Danıştay Kararı 4. Daire 1998/4786 E. 1999/813 K. 03.03.1999 T.

4. Daire         1998/4786 E.  ,  1999/813 K.
T.C.
D A N I Ş T A Y
DÖRDÜNCÜ DAİRE
Esas No : 1998/4786
Karar No: 1999/813

Temyiz Eden : Doğanbey Vergi Dairesi Müdürlüğü-ANKARA
Karşı Taraf : …
Vekili : …
İstemin Özeti : Davacının müdürü olduğu limited şirketin vergi borçlarından dolayı kendisine ait aracına ve … A.Ş. … Şubesindeki özel hesabında bulunan parasına uygulanan haciz işlemlerinin iptali istemiyle açılan davada, … Vergi Mahkemesi’nin, … günlü ve E:…, K:… sayılı kararıyla; haciz işleminden önce vadesinde ödenmeyen alacakların yükümlülere bir ödeme emri ile tebliğ edilmesi gerektiği, 213 sayılı Vergi Usul Kanunu’nun 10 uncu maddesine göre tüzel kişilerin vergi borçlarından dolayı, öncelikle tüzel kişilik hakkında takibat yapılması ve ancak, tüzel kişiliğin mal varlığının borcu karşılayamaması veya tahsil imkansızlığının ortaya çıkması halinde, bu durumun açıkça tespit edilmesi üzerine sorumlular hakkında takibata geçilmesinin mümkün olduğu, olayda, … Ltd. Şti.’nin vergi borçlarından dolayı davacı şirket hakkında takibata geçildiği ve şirket tüzel kişiliğine ait bir araca 8.7.1997 günlü işlemle haciz uygulandığı, ayrıca şirket borçlarının tahsili amacıyla, şirket adına düzenlenen ödeme emirlerinin 13.3.1998 tarihinde tebliğ edildiği, henüz bu takibat sonuçlandırılmadan, aynı tarihlerde, şirket müdürü hakkında da şirket tüzel kişiliği hakkında yapılan takibata paralel olarak takibat yapıldığı ve davacının özel aracına ve özel hesabına 8.9.1997 ve 4.9.1997 tarihlerinde haciz uygulandığı bu hacizlerden sonra da, şirket borçlarının tahsili amacıyla ödeme emri düzenlendiği ve düzenlenen ödeme emirlerinin 13.3.1998 tarihinde davacıya tebliğ edildiğinin anlaşıldığı, Vergi Usul Kanunu’nun 10 uncu maddesi uyarınca, şirket tüzel kişiliği hakkında yapılan takibat sonuçlandırılmadan, tüzel kişiliğin temsilcileri hakkında takibat yapılmasının yasaya aykırı olduğu, yine 6183 sayılı Kanun hükümleri uyarınca, ödeme emri düzenlenmeden haciz işlemi uygulanmasının mümkün olmadığı, 6183 sayılı Kanun’un mükerrer 35 inci maddesi uyarınca yapılacak takibatın vergi ve benzeri mali yükümler dışındaki borçları kapsadığı, davacı adına uygulanan haciz işleminde yasaya uyarlık bulunmadığı gerekçesiyle haciz işleminin iptaline karar verilmiştir.

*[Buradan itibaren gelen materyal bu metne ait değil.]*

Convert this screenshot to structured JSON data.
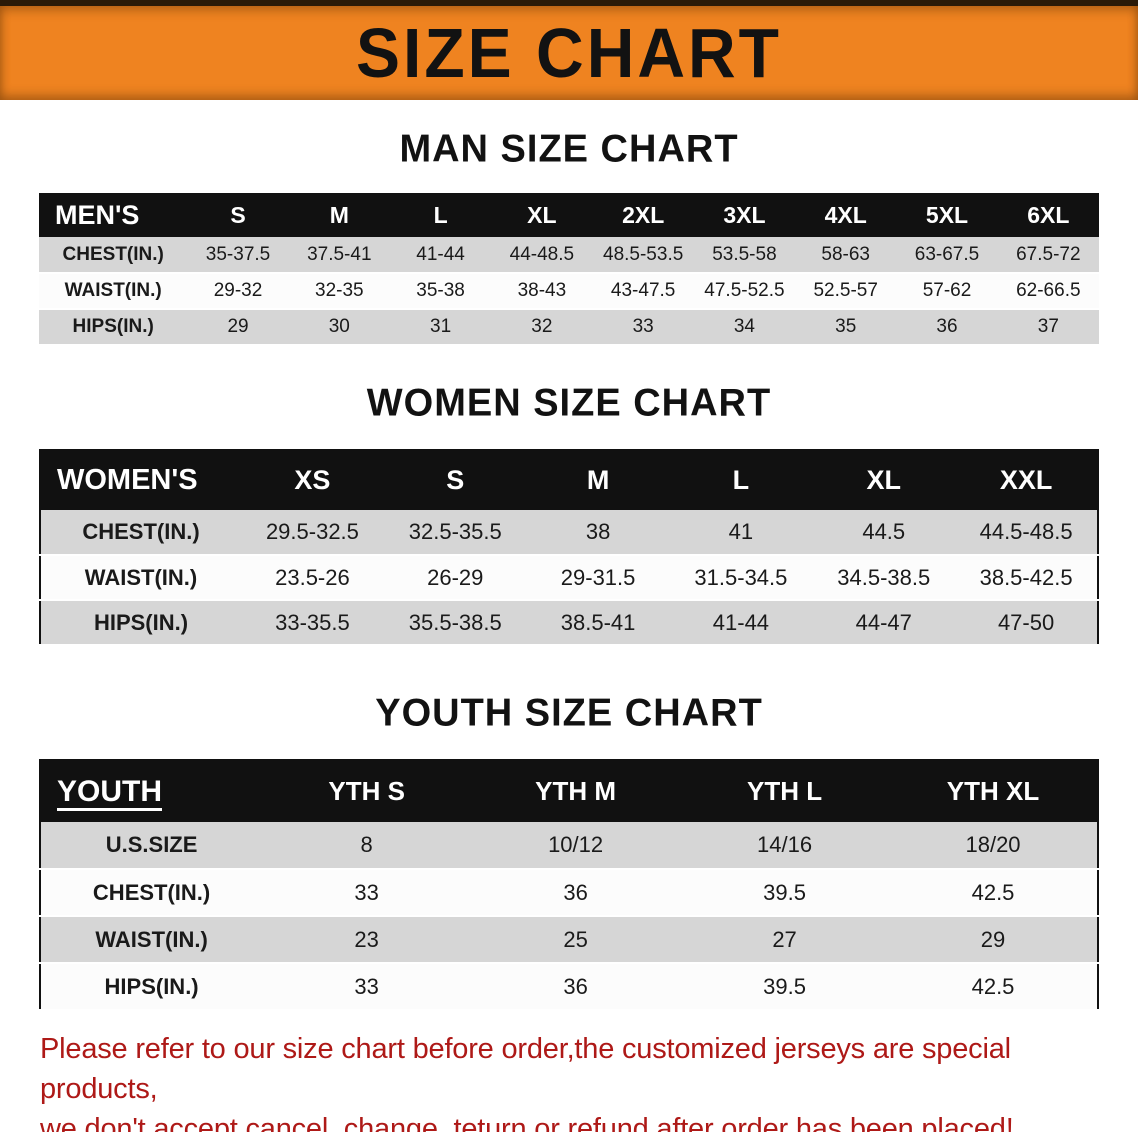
{
  "banner": {
    "title": "SIZE CHART"
  },
  "colors": {
    "banner_bg": "#ef8320",
    "banner_edge": "#2a1a08",
    "table_header_bg": "#111111",
    "row_gray": "#d6d6d6",
    "row_light": "#fcfcfc",
    "disclaimer_red": "#ae1917",
    "text_black": "#121212"
  },
  "sections": {
    "men": {
      "heading": "MAN SIZE CHART"
    },
    "women": {
      "heading": "WOMEN SIZE CHART"
    },
    "youth": {
      "heading": "YOUTH SIZE CHART"
    }
  },
  "tables": {
    "men": {
      "header": [
        "MEN'S",
        "S",
        "M",
        "L",
        "XL",
        "2XL",
        "3XL",
        "4XL",
        "5XL",
        "6XL"
      ],
      "rows": [
        [
          "CHEST(IN.)",
          "35-37.5",
          "37.5-41",
          "41-44",
          "44-48.5",
          "48.5-53.5",
          "53.5-58",
          "58-63",
          "63-67.5",
          "67.5-72"
        ],
        [
          "WAIST(IN.)",
          "29-32",
          "32-35",
          "35-38",
          "38-43",
          "43-47.5",
          "47.5-52.5",
          "52.5-57",
          "57-62",
          "62-66.5"
        ],
        [
          "HIPS(IN.)",
          "29",
          "30",
          "31",
          "32",
          "33",
          "34",
          "35",
          "36",
          "37"
        ]
      ]
    },
    "women": {
      "header": [
        "WOMEN'S",
        "XS",
        "S",
        "M",
        "L",
        "XL",
        "XXL"
      ],
      "rows": [
        [
          "CHEST(IN.)",
          "29.5-32.5",
          "32.5-35.5",
          "38",
          "41",
          "44.5",
          "44.5-48.5"
        ],
        [
          "WAIST(IN.)",
          "23.5-26",
          "26-29",
          "29-31.5",
          "31.5-34.5",
          "34.5-38.5",
          "38.5-42.5"
        ],
        [
          "HIPS(IN.)",
          "33-35.5",
          "35.5-38.5",
          "38.5-41",
          "41-44",
          "44-47",
          "47-50"
        ]
      ]
    },
    "youth": {
      "header": [
        "YOUTH",
        "YTH S",
        "YTH M",
        "YTH L",
        "YTH XL"
      ],
      "rows": [
        [
          "U.S.SIZE",
          "8",
          "10/12",
          "14/16",
          "18/20"
        ],
        [
          "CHEST(IN.)",
          "33",
          "36",
          "39.5",
          "42.5"
        ],
        [
          "WAIST(IN.)",
          "23",
          "25",
          "27",
          "29"
        ],
        [
          "HIPS(IN.)",
          "33",
          "36",
          "39.5",
          "42.5"
        ]
      ]
    }
  },
  "disclaimer": {
    "line1": "Please refer to our size chart before order,the customized jerseys are special products,",
    "line2": "we don't accept cancel, change, teturn or refund after order has been placed!"
  }
}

Davalı İdare, yapılan işlemde yasaya aykırılık bulunmadığını ileri sürerek kararın bozulmasını istemektedir.
Savunmanın Özeti : Savunma verilmemiştir.
Danıştay Savcısı …’nın Düşüncesi : Temyiz dilekçesinde öne sürülen hususlar, 2577 sayılı İdari Yargılama Usulü Yasasının 49. maddesinin 1. fıkrasında belirtilen nedenlerden hiçbirisine uymayıp vergi mahkemesince verilen kararın dayandığı hukuki ve yasal nedenler karşısında, anılan kararın bozulmasını gerektirir nitelikte görülmemektedir.
Açıklanan nedenle temyiz isteminin reddi ile vergi mahkemesi kararının onanması gerektiği düşünülmektedir.
Tetkik Hakimi …’nin Düşüncesi : Temyiz dilekçesinde öne sürülen hususlar, temyize konu mahkeme kararının bozulmasını sağlayacak nitelikte bulunmadığından temyiz isteminin reddi gerektiği düşünülmektedir.

TÜRK MİLLETİ ADINA
Hüküm veren Danıştay Dördüncü Dairesince gereği görüşüldü:
Temyiz dilekçesinde ileri sürülen iddialar, bozulması istenilen kararın dayandığı gerekçeler karşısında, yerinde ve kararın bozulmasını sağlayacak durumda görülmemiştir.
Bu nedenle, temyiz isteminin reddine 3.3.1999 gününde oybirliğiyle karar verildi.